届いた年賀状を前に、羽子板型年賀状を手にして喜ぶひこにゃん(2019年1月、彦根市役所仮庁舎)

届いた年賀状を前に、羽子板型年賀状を手にして喜ぶひこにゃん(2019年1月、彦根市役所仮庁舎)

 滋賀県彦根市の2019年度一般会計暫定予算に運営委託費が盛り込まれず4月からの活動が危ぶまれていた市の人気キャラクター「ひこにゃん」について同市は29日、原則、従来通り彦根城などに登場することを明らかにした。運営団体がボランティアによる協力を市に申し出たためで、観光シーズンの長期休業は回避されることになった。

 ひこにゃんは現在、毎日1日3回、彦根城や観光施設の四番町スクエアなどに登場して観光客を楽しませている。市などによると、4月2~5日の4日間は人員を確保するため活動を休むが、6日以降はこれまで通り登場する。選挙啓発など市の内部イベントや新たな登場依頼の受け付けは当面見合わせる。

 ひこにゃんの運営団体の一般社団法人日本ご当地キャラクター協会(同市)が自主運営を申し出た。資金は、同協会が募金やクラウドファンディングを通じ、次の6月議会で本予算案が可決されるまでの経費400万円を集めて賄う。同協会の荒川深冊代表(48)は「ひこにゃんはご当地キャラの中で偉大な存在。心配していたファンの皆さんには安心してもらいたい」と話している。

 大久保貴市長は「活動の制約は残るが、志に心から感謝している。早く本予算案を可決できるように努力したい」と話した。
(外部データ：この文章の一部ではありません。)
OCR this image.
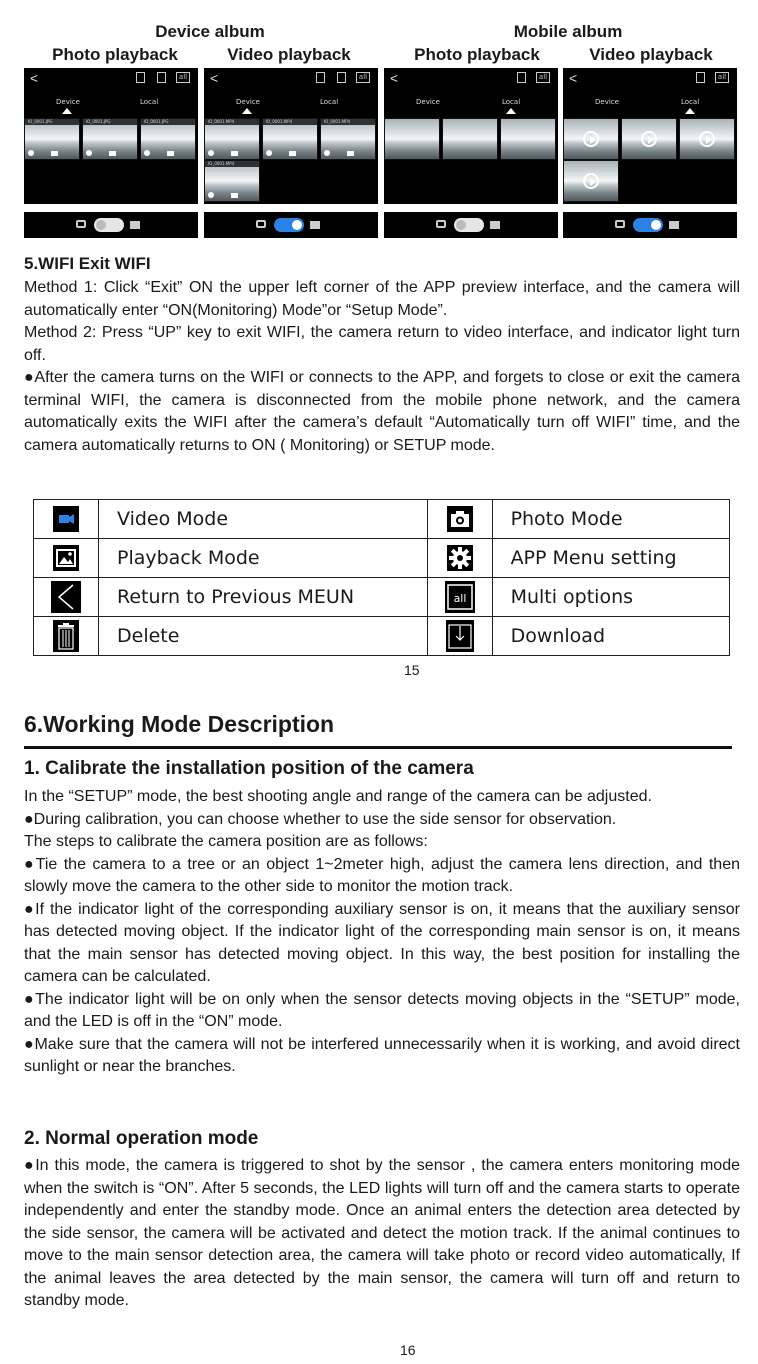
Device album	Mobile album
Photo playback	Video playback	Photo playback	Video playback
<	all
Device	Local
IO_0001.JPG	IO_0001.JPG	IO_0001.JPG
<	all
Device	Local
IO_0001.MP4	IO_0001.MP4	IO_0001.MP4
IO_0001.MP4
<	all
Device	Local
<	all
Device	Local
5.WIFI Exit WIFI

Method 1: Click “Exit” ON the upper left corner of the APP preview interface, and the camera will automatically enter “ON(Monitoring) Mode”or “Setup Mode”.

Method 2: Press “UP” key to exit WIFI, the camera return to video interface, and indicator light turn off.

●After the camera turns on the WIFI or connects to the APP, and forgets to close or exit the camera terminal WIFI, the camera is disconnected from the mobile phone network, and the camera automatically exits the WIFI after the camera’s default “Automatically turn off WIFI” time, and the camera automatically returns to ON ( Monitoring) or SETUP mode.

	Video Mode		Photo Mode
	Playback Mode		APP Menu setting
	Return to Previous MEUN	all	Multi options
	Delete		Download
15
6.Working Mode Description
1. Calibrate the installation position of the camera

In the “SETUP” mode, the best shooting angle and range of the camera can be adjusted.

●During calibration, you can choose whether to use the side sensor for observation.

The steps to calibrate the camera position are as follows:

●Tie the camera to a tree or an object 1~2meter high, adjust the camera lens direction, and then slowly move the camera to the other side to monitor the motion track.

●If the indicator light of the corresponding auxiliary sensor is on, it means that the auxiliary sensor has detected moving object. If the indicator light of the corresponding main sensor is on, it means that the main sensor has detected moving object. In this way, the best position for installing the camera can be calculated.

●The indicator light will be on only when the sensor detects moving objects in the “SETUP” mode, and the LED is off in the “ON” mode.

●Make sure that the camera will not be interfered unnecessarily when it is working, and avoid direct sunlight or near the branches.

2. Normal operation mode

●In this mode, the camera is triggered to shot by the sensor , the camera enters monitoring mode when the switch is “ON”. After 5 seconds, the LED lights will turn off and the camera starts to operate independently and enter the standby mode. Once an animal enters the detection area detected by the side sensor, the camera will be activated and detect the motion track. If the animal continues to move to the main sensor detection area, the camera will take photo or record video automatically, If the animal leaves the area detected by the main sensor, the camera will turn off and return to standby mode.

16
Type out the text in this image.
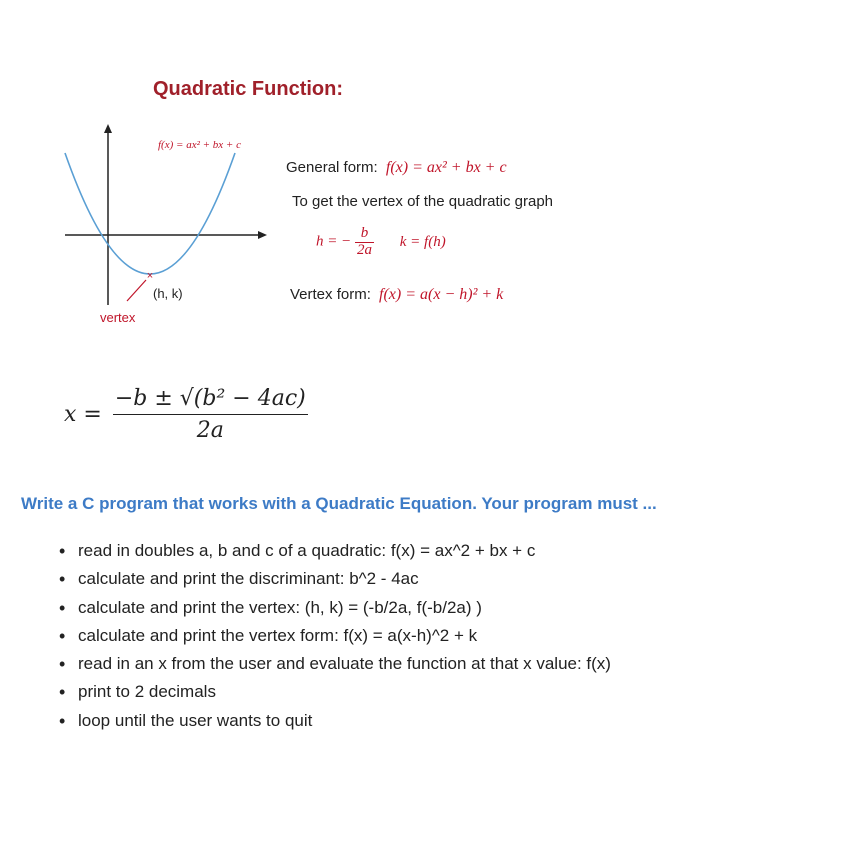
Quadratic Function:
×
f(x) = ax² + bx + c
(h, k)
vertex
General form: f(x) = ax² + bx + c
To get the vertex of the quadratic graph
h = − $\frac{b}{2a}$ k = f(h)
Vertex form: f(x) = a(x − h)² + k
$x = \frac{\text{−b ± √(b² − 4ac)}}{2a}$
Write a C program that works with a Quadratic Equation. Your program must ...
• read in doubles a, b and c of a quadratic: f(x) = ax^2 + bx + c
• calculate and print the discriminant: b^2 - 4ac
• calculate and print the vertex: (h, k) = (-b/2a, f(-b/2a) )
• calculate and print the vertex form: f(x) = a(x-h)^2 + k
• read in an x from the user and evaluate the function at that x value: f(x)
• print to 2 decimals
• loop until the user wants to quit
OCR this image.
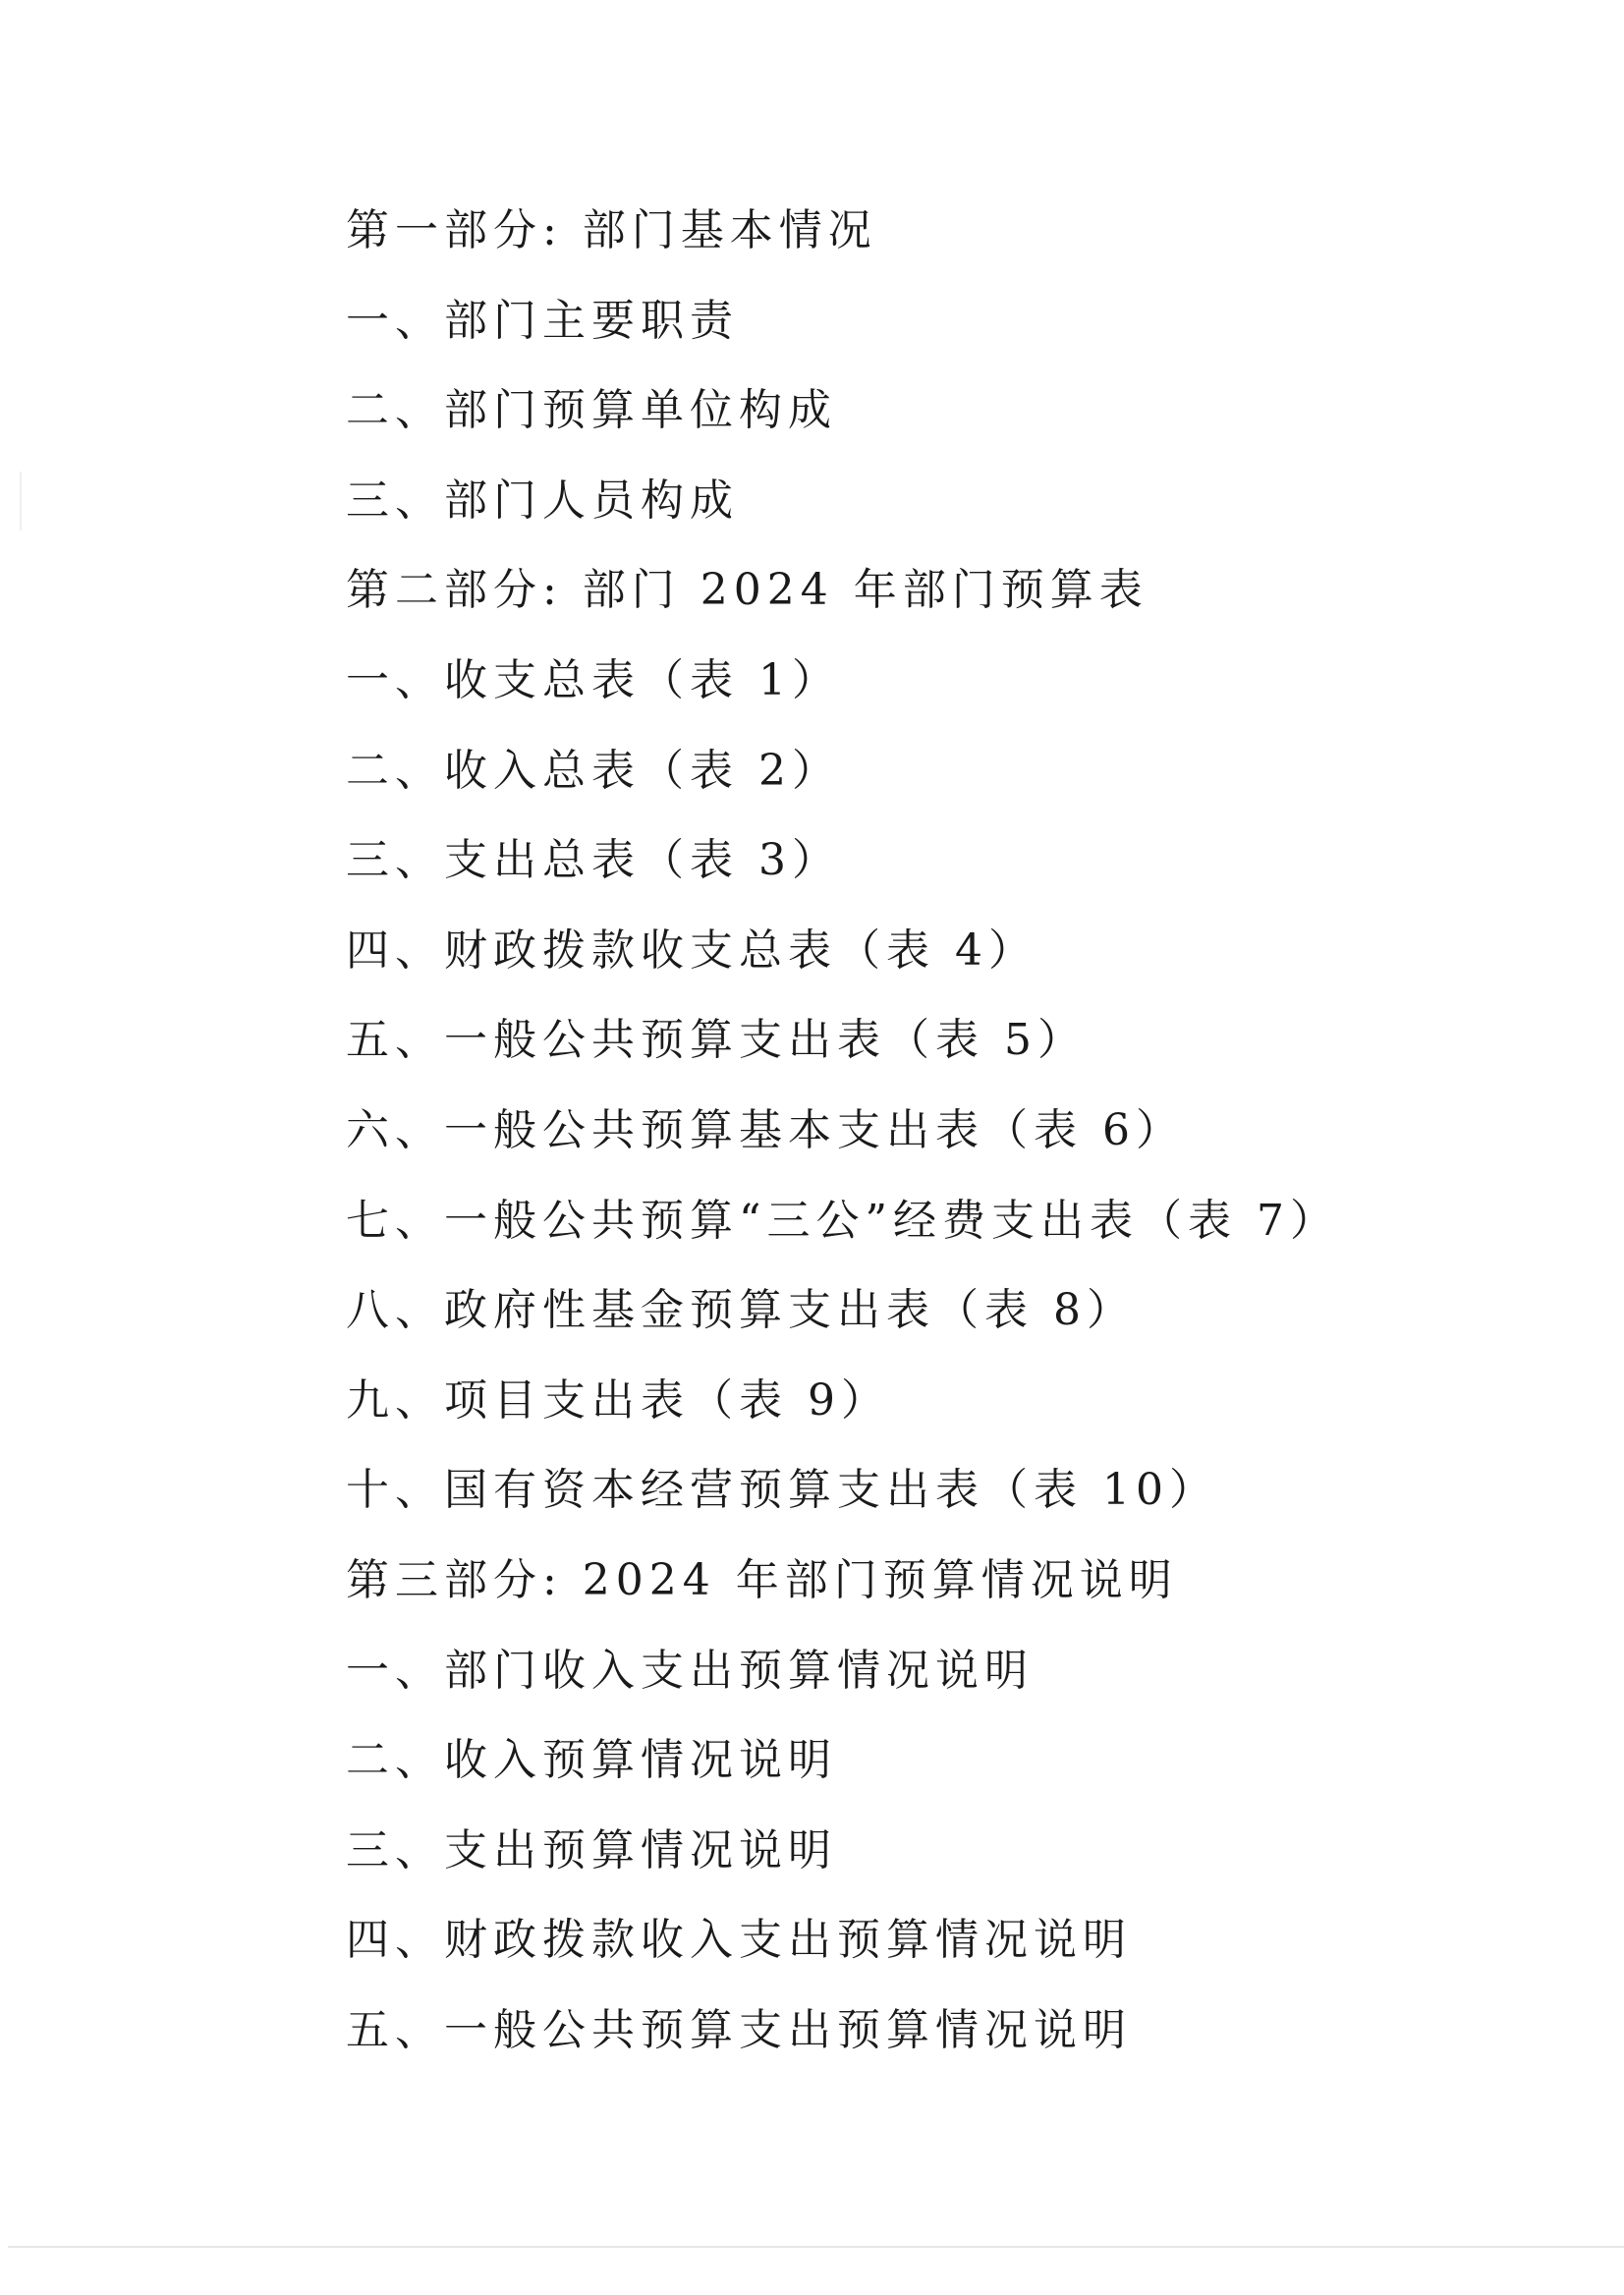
第一部分: 部门基本情况
一、部门主要职责
二、部门预算单位构成
三、部门人员构成
第二部分: 部门 2024 年部门预算表
一、收支总表（表 1）
二、收入总表（表 2）
三、支出总表（表 3）
四、财政拨款收支总表（表 4）
五、一般公共预算支出表（表 5）
六、一般公共预算基本支出表（表 6）
七、一般公共预算“三公”经费支出表（表 7）
八、政府性基金预算支出表（表 8）
九、项目支出表（表 9）
十、国有资本经营预算支出表（表 10）
第三部分: 2024 年部门预算情况说明
一、部门收入支出预算情况说明
二、收入预算情况说明
三、支出预算情况说明
四、财政拨款收入支出预算情况说明
五、一般公共预算支出预算情况说明
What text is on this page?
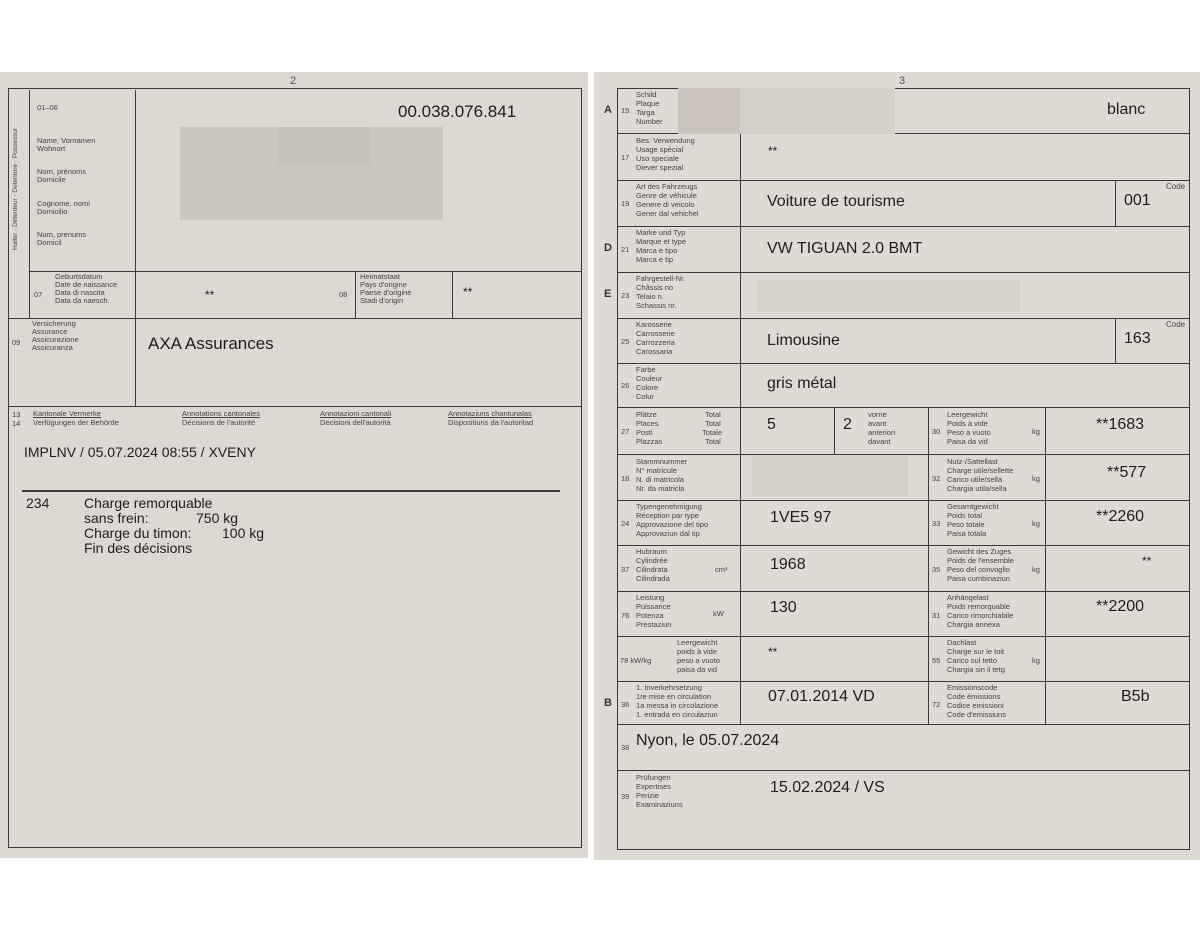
2
Halter · Détenteur · Detentore · Possessur
01–06	00.038.076.841
Name, Vornamen
Wohnort
Nom, prénoms
Domicile
Cognome, nomi
Domicilio
Num, prenums
Domicil
07
Geburtsdatum
Date de naissance
Data di nascita
Data da naesch.	**	08
Heimatstaat
Pays d'origine
Paese d'origine
Stadi d'origin
**
09
Versicherung
Assurance
Assicurazione
Assicuranza	AXA Assurances
13
14
Kantonale Vermerke
Verfügungen der Behörde
Annotations cantonales
Décisions de l'autorité
Annotazioni cantonali
Decisioni dell'autorità
Annotaziuns chantunalas
Dispositiuns da l'autoritad
IMPLNV / 05.07.2024 08:55 / XVENY
234 Charge remorquable
sans frein:	750 kg
Charge du timon: 100 kg
Fin des décisions
3
A 15
Schild
Plaque
Targa
Number
blanc
17
Bes. Verwendung
Usage spécial
Uso speciale
Diever spezial
**
19
Art des Fahrzeugs
Genre de véhicule
Genere di veicolo
Gener dal vehichel
Voiture de tourisme
Code
001
D 21
Marke und Typ
Marque et type
Marca e tipo
Marca e tip
VW TIGUAN 2.0 BMT
E 23
Fahrgestell-Nr.
Châssis no
Telaio n.
Schassis nr.
25
Karosserie
Carrosserie
Carrozzeria
Carossaria
Limousine
Code
163
26
Farbe
Couleur
Colore
Colur
gris métal
27
Plätze
Places
Posti
Plazzas
Total
Total
Totale
Total
5	2
vorne
avant
anteriori
davant
30
Leergewicht
Poids à vide
Peso a vuoto
Paisa da vid
kg	**1683
18
Stammnummer
N° matricule
N. di matricola
Nr. da matricla
32
Nutz-/Sattellast
Charge utile/sellette
Carico utile/sella
Chargia utila/sella
kg	**577
24
Typengenehmigung
Réception par type
Approvazione del tipo
Approvaziun dal tip
1VE5 97	33
Gesamtgewicht
Poids total
Peso totale
Paisa totala
kg	**2260
37
Hubraum
Cylindrée
Cilindrata
Cilindrada
cm³	1968	35
Gewicht des Zuges
Poids de l'ensemble
Peso del convoglio
Paisa cumbinaziun
kg
**
76
Leistung
Puissance
Potenza
Prestaziun
kW	130	31
Anhängelast
Poids remorquable
Carico rimorchiabile
Chargia annexa
**2200
78 kW/kg
Leergewicht
poids à vide
peso a vuoto
paisa da vid
**
55
Dachlast
Charge sur le toit
Carico sul tetto
Chargia sin il tetg
kg
B 36
1. Inverkehrsetzung
1re mise en circulation
1a messa in circolazione
1. entrada en circulaziun
07.01.2014 VD	72
Emissionscode
Code émissions
Codice emissioni
Code d'emissiuns
B5b
38 Nyon, le 05.07.2024
39
Prüfungen
Expertises
Perizie
Examinaziuns
15.02.2024 / VS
 ひこにゃんの公式ホームページは予算が付かなかった影響で更新が停止するため、活動予定などの情報提供は公式フェイスブックで行う。

 同市では、市民イベントなどの事業見直しに反発した議会が新年度当初予算案を否決。ひこにゃんの運営委託費を盛り込まない暫定予算案を可決したため、ひこにゃんの活動が不安視されていた。